Deutschland und Italien schlagen EU-Grenzschutzmission in Libyen vor

Deutschland und Italien haben einem Zeitungsbericht zufolge die Entsendung einer EU-Mission an die Grenze zwischen Libyen und Niger vorgeschlagen.

Foto: © LaPresse

Zu der Mission sollten alle EU-Länder einen Beitrag leisten, heißt es in einem gemeinsamen Schreiben von Deutschlands Innenminister Thomas de Maiziere (CDU) und seinem italienischen Kollegen Marco Minniti, aus dem die „Welt am Sonntag“ zitiert.

Niger und Libyen gelten als zwei der wichtigsten Transitländer für Flüchtlinge, die von Afrika aus nach Europa wollen. „Die ersten Monate dieses Jahres haben gezeigt, dass unsere bisherigen Maßnahmen unzureichend sind. Die zentrale Mittelmeerroute wird auch im Jahr 2017 weiterhin am stärksten genutzt“, schrieben de Maiziere und Minniti demnach am vergangenen Donnerstag an die EU-Kommission in Brüssel.

Bis Mitte April seien in Italien 42.500 über das Mittelmeer gekommene Migranten registriert worden.
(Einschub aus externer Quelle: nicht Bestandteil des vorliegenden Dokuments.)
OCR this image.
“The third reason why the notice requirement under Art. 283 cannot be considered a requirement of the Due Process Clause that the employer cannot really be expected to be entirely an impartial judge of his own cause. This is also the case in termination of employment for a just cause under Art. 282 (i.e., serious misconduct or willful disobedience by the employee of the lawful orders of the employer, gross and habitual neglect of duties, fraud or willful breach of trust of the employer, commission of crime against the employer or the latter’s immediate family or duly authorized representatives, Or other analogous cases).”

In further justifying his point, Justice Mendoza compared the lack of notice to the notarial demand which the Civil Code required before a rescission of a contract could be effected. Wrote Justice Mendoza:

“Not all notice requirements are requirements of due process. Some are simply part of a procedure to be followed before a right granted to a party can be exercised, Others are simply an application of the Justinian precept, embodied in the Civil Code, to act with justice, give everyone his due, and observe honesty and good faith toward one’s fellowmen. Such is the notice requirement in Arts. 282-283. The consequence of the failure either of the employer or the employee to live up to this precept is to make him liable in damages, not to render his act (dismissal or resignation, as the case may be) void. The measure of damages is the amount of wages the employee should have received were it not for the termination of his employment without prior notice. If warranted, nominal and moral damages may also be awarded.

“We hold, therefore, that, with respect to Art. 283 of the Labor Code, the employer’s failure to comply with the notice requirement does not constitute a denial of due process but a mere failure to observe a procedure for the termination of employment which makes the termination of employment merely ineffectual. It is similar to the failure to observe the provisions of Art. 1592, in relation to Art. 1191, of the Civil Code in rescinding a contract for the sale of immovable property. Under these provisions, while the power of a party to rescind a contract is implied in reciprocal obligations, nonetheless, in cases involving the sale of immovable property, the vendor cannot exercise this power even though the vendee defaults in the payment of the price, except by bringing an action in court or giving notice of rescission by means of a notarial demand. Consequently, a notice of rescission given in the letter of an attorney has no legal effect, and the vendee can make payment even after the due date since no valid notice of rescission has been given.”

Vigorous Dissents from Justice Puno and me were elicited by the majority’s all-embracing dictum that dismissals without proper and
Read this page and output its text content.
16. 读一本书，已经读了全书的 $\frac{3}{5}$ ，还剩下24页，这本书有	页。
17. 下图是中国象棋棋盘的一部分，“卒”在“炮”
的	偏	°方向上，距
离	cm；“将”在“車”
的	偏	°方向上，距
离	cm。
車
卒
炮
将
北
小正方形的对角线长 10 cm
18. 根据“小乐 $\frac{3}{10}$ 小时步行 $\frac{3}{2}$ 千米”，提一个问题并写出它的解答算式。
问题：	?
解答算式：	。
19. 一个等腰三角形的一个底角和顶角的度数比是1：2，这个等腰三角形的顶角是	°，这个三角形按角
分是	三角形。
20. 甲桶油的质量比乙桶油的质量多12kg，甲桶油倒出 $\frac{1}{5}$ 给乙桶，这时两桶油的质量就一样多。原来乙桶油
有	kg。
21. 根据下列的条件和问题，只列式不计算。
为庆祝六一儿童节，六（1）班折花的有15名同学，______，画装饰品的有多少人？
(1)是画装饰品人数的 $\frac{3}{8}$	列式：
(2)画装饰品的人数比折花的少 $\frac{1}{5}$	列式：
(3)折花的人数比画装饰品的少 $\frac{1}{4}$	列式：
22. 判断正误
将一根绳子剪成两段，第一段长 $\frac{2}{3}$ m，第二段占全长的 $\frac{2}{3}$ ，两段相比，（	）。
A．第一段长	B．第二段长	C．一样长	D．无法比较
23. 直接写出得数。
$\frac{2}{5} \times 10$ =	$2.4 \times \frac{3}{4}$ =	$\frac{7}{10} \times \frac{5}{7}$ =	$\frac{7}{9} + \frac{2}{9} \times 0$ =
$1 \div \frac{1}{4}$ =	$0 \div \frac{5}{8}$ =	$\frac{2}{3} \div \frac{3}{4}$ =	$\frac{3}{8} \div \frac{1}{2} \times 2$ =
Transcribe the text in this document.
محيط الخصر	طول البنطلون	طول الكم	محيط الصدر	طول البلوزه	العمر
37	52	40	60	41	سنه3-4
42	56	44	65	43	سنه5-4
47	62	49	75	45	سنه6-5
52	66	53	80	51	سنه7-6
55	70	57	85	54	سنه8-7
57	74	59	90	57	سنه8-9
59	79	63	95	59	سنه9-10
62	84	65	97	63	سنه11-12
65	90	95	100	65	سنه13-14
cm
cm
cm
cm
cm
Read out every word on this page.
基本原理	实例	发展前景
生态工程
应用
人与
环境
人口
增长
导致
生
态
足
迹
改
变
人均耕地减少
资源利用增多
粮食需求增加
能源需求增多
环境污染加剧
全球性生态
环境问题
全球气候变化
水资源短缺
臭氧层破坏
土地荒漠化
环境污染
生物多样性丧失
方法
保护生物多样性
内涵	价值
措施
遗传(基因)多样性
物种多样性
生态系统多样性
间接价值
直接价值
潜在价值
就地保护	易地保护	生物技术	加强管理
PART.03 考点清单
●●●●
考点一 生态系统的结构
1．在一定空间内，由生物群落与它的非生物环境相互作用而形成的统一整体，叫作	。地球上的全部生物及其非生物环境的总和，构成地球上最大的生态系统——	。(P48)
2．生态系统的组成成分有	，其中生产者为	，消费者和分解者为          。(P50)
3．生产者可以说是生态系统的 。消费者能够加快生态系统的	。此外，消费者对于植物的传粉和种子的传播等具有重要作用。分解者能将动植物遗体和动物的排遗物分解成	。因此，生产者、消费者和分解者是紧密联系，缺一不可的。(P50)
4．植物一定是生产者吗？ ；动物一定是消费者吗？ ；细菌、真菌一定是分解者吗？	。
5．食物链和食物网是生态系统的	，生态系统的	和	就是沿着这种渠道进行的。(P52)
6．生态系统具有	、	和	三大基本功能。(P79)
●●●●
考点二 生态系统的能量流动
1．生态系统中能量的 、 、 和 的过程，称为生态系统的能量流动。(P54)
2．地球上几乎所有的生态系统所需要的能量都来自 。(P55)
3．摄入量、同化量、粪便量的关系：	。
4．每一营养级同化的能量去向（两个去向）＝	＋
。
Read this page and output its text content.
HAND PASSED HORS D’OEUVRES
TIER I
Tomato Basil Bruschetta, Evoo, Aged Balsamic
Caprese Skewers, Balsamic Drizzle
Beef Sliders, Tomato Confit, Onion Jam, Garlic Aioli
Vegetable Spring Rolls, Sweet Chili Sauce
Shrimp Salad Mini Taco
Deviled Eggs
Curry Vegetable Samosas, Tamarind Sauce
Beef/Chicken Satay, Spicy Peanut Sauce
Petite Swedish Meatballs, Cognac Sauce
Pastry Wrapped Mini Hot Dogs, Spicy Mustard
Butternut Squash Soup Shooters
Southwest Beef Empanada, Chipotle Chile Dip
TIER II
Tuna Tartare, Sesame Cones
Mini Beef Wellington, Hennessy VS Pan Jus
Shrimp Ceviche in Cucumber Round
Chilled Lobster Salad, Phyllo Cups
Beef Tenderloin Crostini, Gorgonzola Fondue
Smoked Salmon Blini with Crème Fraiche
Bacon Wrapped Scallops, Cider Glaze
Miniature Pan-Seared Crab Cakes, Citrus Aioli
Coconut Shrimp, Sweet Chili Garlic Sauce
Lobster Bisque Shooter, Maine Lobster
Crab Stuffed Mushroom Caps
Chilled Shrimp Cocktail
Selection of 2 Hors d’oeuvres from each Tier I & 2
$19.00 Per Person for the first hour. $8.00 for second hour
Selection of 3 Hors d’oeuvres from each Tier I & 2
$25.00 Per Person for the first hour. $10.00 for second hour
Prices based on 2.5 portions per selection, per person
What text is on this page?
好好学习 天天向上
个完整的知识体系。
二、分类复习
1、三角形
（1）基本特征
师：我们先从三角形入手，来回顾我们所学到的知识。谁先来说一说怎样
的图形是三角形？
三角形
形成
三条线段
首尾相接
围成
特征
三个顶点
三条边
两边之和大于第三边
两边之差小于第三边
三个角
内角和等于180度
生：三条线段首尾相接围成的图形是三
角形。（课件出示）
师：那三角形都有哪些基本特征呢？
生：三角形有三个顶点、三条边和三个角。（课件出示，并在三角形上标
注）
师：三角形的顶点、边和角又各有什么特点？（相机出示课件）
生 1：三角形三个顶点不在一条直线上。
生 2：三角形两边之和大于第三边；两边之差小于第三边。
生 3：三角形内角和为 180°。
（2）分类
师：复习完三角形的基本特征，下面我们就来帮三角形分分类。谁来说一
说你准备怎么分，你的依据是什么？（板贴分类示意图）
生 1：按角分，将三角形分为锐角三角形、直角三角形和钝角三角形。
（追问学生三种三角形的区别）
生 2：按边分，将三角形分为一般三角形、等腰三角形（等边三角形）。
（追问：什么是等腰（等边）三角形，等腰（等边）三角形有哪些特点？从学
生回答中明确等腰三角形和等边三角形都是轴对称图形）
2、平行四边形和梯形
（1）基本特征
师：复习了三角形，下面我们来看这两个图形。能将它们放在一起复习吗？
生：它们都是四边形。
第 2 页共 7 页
„Wir müssen verhindern, dass hunderttausende Menschen, die sich in den Händen von Schmugglern befinden, erneut ihr Leben in Libyen und im Mittelmeer riskieren“, heißt es laut „Welt am Sonntag“ in dem Brief. Die Europäische Union müsse sich stärker engagieren und dürfe die Lösung des Problems nicht einzelnen Ländern wie Italien überlassen.

Niger und Libyen gelten als zwei der wichtigsten Transitländer für Flüchtlinge, die von Afrika nach Europa wollen.